I have some personal biases I’d like to share. I’m the father of four daughters and, maybe as a result (but also possibly because of my normal disposition), I wanted to make a huge deal out of March as Women’s History month. Particularly, I wanted to make a big deal out of the successes of women brewers, as this is a beer blog. Here on the Eastern Shore, we only have one women-owned brewery, 3rd Wave.
I’ll try and talk about 3rd Wave without gushing in a second.
Dogfish Head (which will feature in the coming weeks) doesn’t hire women, in only hires brewing professionals. Many of those brewing professionals are women, but that is incidental. The reason I felt the need to say that is because of how long I’ve been struggling to write about the women-ness of brewing. Witness:
Lori Clough, who owns and runs 3rd Wave Brewing with Sue Vickers, is just (not merely, but exclusively) a brewer. As far as I’ve been able to discern, nothing about her being a women affects her brewing sensibilities any more than does Sam Caligione’s being a man affect his.
Genders don’t drink beer, people like beer.
Taste has no gender
BUT.
The reason we (or at least I) feel like it is important to celebrate women brewers and women craft beer lovers generally is what I’ll call the THBs–Two Hideous Bs (Bikinis and Budweiser, insofar as they are different). The THBs sell what we’ll nominally call the ideal world; cheap women and beer, all indistinguishable from one another. It smacks of the world of the underage drinker, a man-boy who has had beer and sex and been rendered stupefied by the possibilities. Someone so obsessed with quantity that questions of quality don’t even register.
What the rest of us find offensive about the THB-world is the unreality of it. It isn’t something we can’t have, but rather something we don’t want. We don’t want to celebrate a world where women and beer are built for mass consumption and “depth” and “character: are taglines.
What craft beer lovers understand, and what the rest of the world is slowly, painfully, coming to see, is that (as the cliche suggests) nothing succeeds like success.
This is a painfully long way of saying that there was nothing at all manly or womanly going on at 3rd Wave recently. Beerly? There was a TON of stuff going on (more on that next week).
Standing to be counted
I’ve lost something on the order of 80 lbs over the last year. It has put people in the awkward position of having to notice and struggle with what to say. It can be awkward.

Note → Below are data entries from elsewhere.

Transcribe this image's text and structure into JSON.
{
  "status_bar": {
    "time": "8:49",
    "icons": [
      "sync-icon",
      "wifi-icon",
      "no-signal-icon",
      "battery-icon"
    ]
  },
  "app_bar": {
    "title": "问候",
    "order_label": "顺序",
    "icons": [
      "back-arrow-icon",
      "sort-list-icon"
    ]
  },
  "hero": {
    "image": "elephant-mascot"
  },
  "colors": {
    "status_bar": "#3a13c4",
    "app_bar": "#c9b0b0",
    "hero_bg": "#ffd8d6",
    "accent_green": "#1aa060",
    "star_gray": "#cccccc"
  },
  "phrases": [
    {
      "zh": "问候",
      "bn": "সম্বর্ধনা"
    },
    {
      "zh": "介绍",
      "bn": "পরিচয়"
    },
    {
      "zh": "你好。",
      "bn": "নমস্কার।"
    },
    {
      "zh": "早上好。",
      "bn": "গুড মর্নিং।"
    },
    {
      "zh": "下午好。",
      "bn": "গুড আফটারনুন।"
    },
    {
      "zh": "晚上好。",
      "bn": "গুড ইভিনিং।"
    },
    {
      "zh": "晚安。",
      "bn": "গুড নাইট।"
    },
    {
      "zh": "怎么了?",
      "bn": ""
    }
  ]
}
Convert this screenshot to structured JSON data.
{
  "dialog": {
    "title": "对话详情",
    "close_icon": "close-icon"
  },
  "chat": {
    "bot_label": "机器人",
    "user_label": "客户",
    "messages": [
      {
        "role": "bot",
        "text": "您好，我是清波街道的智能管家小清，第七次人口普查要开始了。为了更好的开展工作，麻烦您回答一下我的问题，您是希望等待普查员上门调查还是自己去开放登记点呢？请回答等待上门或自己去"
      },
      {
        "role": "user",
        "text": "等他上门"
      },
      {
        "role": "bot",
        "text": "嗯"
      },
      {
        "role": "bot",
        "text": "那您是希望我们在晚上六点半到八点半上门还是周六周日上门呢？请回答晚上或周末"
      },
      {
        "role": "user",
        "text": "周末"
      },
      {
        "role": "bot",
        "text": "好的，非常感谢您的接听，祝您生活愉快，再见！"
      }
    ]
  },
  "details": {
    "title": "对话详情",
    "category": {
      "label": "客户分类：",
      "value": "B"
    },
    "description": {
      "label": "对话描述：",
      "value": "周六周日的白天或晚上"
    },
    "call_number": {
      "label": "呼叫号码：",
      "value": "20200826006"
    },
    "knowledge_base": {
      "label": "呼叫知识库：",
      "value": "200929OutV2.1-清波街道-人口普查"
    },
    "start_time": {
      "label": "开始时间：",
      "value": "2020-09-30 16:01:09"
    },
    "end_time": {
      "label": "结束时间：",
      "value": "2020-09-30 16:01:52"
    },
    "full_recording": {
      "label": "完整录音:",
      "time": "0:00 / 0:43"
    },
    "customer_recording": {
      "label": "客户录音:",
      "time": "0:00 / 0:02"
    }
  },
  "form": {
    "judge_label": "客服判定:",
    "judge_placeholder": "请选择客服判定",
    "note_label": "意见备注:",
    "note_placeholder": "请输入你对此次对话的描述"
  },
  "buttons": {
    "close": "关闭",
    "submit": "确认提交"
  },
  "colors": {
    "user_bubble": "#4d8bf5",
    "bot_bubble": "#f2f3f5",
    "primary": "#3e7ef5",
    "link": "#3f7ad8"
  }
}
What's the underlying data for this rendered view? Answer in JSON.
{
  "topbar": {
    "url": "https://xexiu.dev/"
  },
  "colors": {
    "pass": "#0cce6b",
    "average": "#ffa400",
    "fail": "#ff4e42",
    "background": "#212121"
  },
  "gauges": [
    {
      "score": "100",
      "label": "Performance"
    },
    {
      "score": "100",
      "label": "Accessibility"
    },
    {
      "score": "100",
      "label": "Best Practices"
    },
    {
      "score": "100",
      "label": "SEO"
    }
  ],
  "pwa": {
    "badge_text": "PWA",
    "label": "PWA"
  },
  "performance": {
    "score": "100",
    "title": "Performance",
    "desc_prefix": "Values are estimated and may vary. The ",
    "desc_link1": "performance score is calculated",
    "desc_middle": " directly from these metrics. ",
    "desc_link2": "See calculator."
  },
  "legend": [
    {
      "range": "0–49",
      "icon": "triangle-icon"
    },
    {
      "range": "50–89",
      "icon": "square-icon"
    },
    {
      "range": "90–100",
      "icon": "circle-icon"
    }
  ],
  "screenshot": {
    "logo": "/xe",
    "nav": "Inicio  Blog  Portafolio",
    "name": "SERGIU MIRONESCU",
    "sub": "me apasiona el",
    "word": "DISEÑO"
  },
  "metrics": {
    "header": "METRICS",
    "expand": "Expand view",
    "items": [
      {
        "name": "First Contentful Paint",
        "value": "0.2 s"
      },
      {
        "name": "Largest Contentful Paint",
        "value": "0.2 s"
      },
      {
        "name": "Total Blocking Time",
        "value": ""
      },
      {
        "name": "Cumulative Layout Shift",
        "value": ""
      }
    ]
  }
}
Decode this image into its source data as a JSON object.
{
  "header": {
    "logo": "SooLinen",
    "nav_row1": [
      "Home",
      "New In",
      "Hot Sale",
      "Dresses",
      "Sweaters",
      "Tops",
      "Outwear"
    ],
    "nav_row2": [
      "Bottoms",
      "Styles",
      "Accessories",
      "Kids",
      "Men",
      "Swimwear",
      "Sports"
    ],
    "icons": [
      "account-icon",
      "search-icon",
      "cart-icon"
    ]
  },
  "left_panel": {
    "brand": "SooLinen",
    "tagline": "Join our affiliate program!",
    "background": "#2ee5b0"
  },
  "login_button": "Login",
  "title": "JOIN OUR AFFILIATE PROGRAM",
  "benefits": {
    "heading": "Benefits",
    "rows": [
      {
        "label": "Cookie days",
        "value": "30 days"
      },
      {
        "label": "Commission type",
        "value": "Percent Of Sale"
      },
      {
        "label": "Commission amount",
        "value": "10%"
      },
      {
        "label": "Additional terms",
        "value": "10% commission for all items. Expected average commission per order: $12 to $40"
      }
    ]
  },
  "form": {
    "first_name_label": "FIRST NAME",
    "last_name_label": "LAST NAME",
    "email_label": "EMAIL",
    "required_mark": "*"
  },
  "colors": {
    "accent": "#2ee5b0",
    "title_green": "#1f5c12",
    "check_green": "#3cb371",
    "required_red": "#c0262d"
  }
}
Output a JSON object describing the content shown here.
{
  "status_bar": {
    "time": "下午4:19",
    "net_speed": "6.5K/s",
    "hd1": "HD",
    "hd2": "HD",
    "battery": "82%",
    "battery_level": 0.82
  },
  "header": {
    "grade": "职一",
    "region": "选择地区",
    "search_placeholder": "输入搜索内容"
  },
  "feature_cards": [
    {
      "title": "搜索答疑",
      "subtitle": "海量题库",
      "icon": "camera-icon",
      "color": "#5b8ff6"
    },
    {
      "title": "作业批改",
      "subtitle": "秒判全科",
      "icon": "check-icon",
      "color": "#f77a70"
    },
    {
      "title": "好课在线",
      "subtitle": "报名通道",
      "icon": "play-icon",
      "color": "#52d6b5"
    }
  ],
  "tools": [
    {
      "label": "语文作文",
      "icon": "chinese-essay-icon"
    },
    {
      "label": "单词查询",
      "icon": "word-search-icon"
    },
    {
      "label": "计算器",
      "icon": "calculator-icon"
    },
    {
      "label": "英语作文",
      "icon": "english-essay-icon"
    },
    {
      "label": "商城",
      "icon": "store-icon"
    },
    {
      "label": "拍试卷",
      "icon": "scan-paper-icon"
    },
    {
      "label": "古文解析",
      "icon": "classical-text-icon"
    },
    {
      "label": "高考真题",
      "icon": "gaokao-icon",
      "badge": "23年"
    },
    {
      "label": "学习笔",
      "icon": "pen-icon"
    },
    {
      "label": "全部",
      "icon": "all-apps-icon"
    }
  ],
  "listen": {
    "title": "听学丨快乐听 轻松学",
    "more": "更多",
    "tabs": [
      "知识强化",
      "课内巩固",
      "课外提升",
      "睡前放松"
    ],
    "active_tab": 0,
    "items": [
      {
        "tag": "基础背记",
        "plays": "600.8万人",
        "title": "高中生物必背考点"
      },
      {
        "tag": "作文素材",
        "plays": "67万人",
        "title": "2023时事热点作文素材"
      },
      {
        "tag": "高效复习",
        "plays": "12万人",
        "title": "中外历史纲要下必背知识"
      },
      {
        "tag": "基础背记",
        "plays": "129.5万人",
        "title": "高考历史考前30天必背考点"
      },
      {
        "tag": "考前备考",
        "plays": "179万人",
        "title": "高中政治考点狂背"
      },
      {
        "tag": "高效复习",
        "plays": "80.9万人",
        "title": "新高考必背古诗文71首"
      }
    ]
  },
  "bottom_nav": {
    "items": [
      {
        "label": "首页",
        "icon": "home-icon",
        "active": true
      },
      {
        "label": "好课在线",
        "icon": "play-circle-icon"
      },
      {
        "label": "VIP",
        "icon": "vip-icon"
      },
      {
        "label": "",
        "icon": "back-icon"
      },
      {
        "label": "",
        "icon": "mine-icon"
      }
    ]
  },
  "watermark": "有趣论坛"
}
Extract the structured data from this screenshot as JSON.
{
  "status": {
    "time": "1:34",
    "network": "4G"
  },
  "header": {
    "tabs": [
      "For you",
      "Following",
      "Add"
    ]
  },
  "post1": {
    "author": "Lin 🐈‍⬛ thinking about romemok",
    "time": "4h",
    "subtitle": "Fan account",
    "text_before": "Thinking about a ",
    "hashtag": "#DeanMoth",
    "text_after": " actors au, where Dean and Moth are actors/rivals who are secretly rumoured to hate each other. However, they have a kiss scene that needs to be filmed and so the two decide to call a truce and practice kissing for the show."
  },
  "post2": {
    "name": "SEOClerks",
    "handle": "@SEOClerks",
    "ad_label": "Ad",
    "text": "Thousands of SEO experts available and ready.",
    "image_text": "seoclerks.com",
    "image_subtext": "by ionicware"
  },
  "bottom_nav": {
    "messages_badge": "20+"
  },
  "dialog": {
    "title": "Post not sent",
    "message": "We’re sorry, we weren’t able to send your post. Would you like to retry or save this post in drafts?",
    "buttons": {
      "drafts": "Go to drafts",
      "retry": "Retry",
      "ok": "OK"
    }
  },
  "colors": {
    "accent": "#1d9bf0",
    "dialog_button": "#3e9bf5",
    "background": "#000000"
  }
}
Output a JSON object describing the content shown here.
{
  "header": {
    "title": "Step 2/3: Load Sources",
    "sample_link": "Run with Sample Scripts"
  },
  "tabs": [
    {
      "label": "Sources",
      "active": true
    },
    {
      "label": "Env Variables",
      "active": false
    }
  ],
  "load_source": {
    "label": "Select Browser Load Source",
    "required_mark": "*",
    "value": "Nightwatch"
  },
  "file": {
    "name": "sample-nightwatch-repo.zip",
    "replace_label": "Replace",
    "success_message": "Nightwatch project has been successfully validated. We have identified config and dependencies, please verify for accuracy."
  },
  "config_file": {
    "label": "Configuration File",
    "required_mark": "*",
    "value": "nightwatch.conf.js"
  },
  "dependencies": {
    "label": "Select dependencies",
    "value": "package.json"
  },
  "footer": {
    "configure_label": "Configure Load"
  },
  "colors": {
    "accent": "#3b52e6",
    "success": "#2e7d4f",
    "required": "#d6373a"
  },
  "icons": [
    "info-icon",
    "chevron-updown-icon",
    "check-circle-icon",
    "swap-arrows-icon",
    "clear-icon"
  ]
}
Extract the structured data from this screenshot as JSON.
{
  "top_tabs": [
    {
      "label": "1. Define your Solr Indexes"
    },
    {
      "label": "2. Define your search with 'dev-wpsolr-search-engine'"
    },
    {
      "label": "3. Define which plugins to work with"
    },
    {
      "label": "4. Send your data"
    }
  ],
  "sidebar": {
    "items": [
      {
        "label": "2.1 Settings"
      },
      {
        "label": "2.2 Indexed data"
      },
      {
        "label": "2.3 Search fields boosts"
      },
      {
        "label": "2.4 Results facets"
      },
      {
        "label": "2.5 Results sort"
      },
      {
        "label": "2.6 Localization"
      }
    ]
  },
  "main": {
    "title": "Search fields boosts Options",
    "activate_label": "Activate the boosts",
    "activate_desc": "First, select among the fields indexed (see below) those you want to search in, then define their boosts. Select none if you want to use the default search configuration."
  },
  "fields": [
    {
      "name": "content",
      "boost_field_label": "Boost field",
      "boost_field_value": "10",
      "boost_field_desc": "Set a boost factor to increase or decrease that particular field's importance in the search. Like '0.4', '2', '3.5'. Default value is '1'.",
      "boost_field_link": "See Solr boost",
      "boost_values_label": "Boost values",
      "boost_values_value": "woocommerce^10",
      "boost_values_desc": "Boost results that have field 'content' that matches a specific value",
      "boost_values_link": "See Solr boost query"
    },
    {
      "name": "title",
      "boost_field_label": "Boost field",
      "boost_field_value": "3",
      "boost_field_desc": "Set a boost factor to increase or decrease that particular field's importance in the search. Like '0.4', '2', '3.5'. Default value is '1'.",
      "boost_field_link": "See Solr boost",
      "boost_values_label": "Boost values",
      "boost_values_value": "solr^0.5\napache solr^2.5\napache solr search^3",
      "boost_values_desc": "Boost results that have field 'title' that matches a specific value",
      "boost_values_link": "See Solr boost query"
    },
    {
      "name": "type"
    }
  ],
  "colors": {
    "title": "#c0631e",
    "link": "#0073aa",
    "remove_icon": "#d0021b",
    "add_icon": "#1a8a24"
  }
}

Similarly, (kinda) 3rd Wave has gone from making ok beer to making fantastic beer; I mean unreal-ly very good, looking forward-to-it, Christ-what’s-next? beer. It isn’t something that needs to be brought up every time I mention them, but it’s an important fact given that my next blog is going to be about their next big step.
The Delmar brewery has more than come into its own in the last few years. It is not a women-owned, trendy-for-now brewery. It the place where locals go to get solid, solid beers. It’s a place they brag about when they are out of town and bring visitors to when they have them. It’s a small town craft brewery that’s helping to change the way we think about beer. And that, in the end, is what I’ve been struggling and failing to get at.